The answer must lie in adverse selection. The costs of administering an insurance pool are high - IIRC something in the neighbourhood of half the typical premium. Defining what is covered and what is not covered is an expensive business - not just in writing the contract but in enforcing it when it comes to sorting out which claim you should pay and which you should refuse/litigate. My SWAG is that whilst it would be profitable for individual companies to offer complex policies which cover existing conditions, it would raise industry compliance and adminstration costs too much. The difference between the actuarily fair premium and market premiums is already huge, and this factor is damaging to both insurance companies and potential customers (as a group).

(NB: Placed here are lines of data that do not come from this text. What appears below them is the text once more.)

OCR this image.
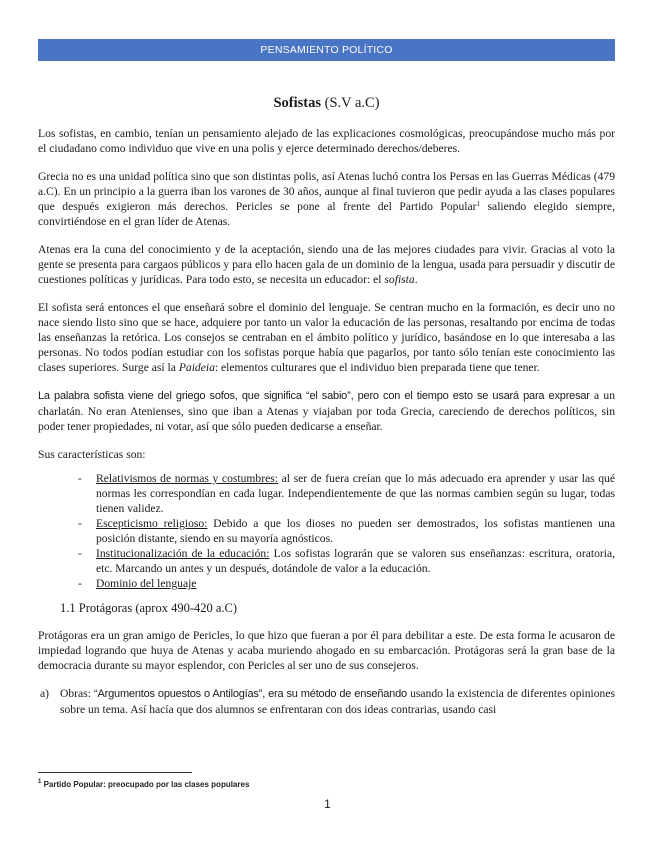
PENSAMIENTO POLÍTICO
Sofistas (S.V a.C)

Los sofistas, en cambio, tenían un pensamiento alejado de las explicaciones cosmológicas, preocupándose mucho más por el ciudadano como individuo que vive en una polis y ejerce determinado derechos/deberes.

Grecia no es una unidad política sino que son distintas polis, así Atenas luchó contra los Persas en las Guerras Médicas (479 a.C). En un principio a la guerra iban los varones de 30 años, aunque al final tuvieron que pedir ayuda a las clases populares que después exigieron más derechos. Pericles se pone al frente del Partido Popular$^1$ saliendo elegido siempre, convirtiéndose en el gran líder de Atenas.

Atenas era la cuna del conocimiento y de la aceptación, siendo una de las mejores ciudades para vivir. Gracias al voto la gente se presenta para cargaos públicos y para ello hacen gala de un dominio de la lengua, usada para persuadir y discutir de cuestiones políticas y jurídicas. Para todo esto, se necesita un educador: el sofista.

El sofista será entonces el que enseñará sobre el dominio del lenguaje. Se centran mucho en la formación, es decir uno no nace siendo listo sino que se hace, adquiere por tanto un valor la educación de las personas, resaltando por encima de todas las enseñanzas la retórica. Los consejos se centraban en el ámbito político y jurídico, basándose en lo que interesaba a las personas. No todos podían estudiar con los sofistas porque había que pagarlos, por tanto sólo tenían este conocimiento las clases superiores. Surge así la Paideia: elementos culturares que el individuo bien preparada tiene que tener.

La palabra sofista viene del griego sofos, que significa “el sabio”, pero con el tiempo esto se usará para expresar a un charlatán. No eran Atenienses, sino que iban a Atenas y viajaban por toda Grecia, careciendo de derechos políticos, sin poder tener propiedades, ni votar, así que sólo pueden dedicarse a enseñar.

Sus características son:

- Relativismos de normas y costumbres: al ser de fuera creían que lo más adecuado era aprender y usar las qué normas les correspondían en cada lugar. Independientemente de que las normas cambien según su lugar, todas tienen validez.
- Escepticismo religioso: Debido a que los dioses no pueden ser demostrados, los sofistas mantienen una posición distante, siendo en su mayoría agnósticos.
- Institucionalización de la educación: Los sofistas lograrán que se valoren sus enseñanzas: escritura, oratoria, etc. Marcando un antes y un después, dotándole de valor a la educación.
- Dominio del lenguaje
1.1 Protágoras (aprox 490-420 a.C)

Protágoras era un gran amigo de Pericles, lo que hizo que fueran a por él para debilitar a este. De esta forma le acusaron de impiedad logrando que huya de Atenas y acaba muriendo ahogado en su embarcación. Protágoras será la gran base de la democracia durante su mayor esplendor, con Pericles al ser uno de sus consejeros.

a) Obras: “Argumentos opuestos o Antilogías”, era su método de enseñando usando la existencia de diferentes opiniones sobre un tema. Así hacía que dos alumnos se enfrentaran con dos ideas contrarias, usando casi

$^1$ Partido Popular: preocupado por las clases populares
1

So my guess is that this is an agreement between providers that prevents them from doing informationally complicated things that would make both themselves and their customers worse off due to increased information and compliance costs.

*[sub]although december and The Ryan got close and I suspect Apos was hinting at it. Sam Stone reveals he should fail eco 101.[/sub]
**[sub]Small weasle here: insurance is a long period business - a dumb company that offers foolish policies could be disruptive. We had a case here involving a foolish company called HIH that has played havoc with sensible premiums, which has/will queer the pitch for a decade. I’m assuming your market is bigger and has more players.[/sub]

Are they? I had no inkling at all that they were so banned.

Hawthorne,

Good point.

High blood pressure is a very good example. High blood pressure can lead to other very expensive medical complications(which would be covered), including stroke, if not treated properly.

Shit. At least one :wink: was required. Oops.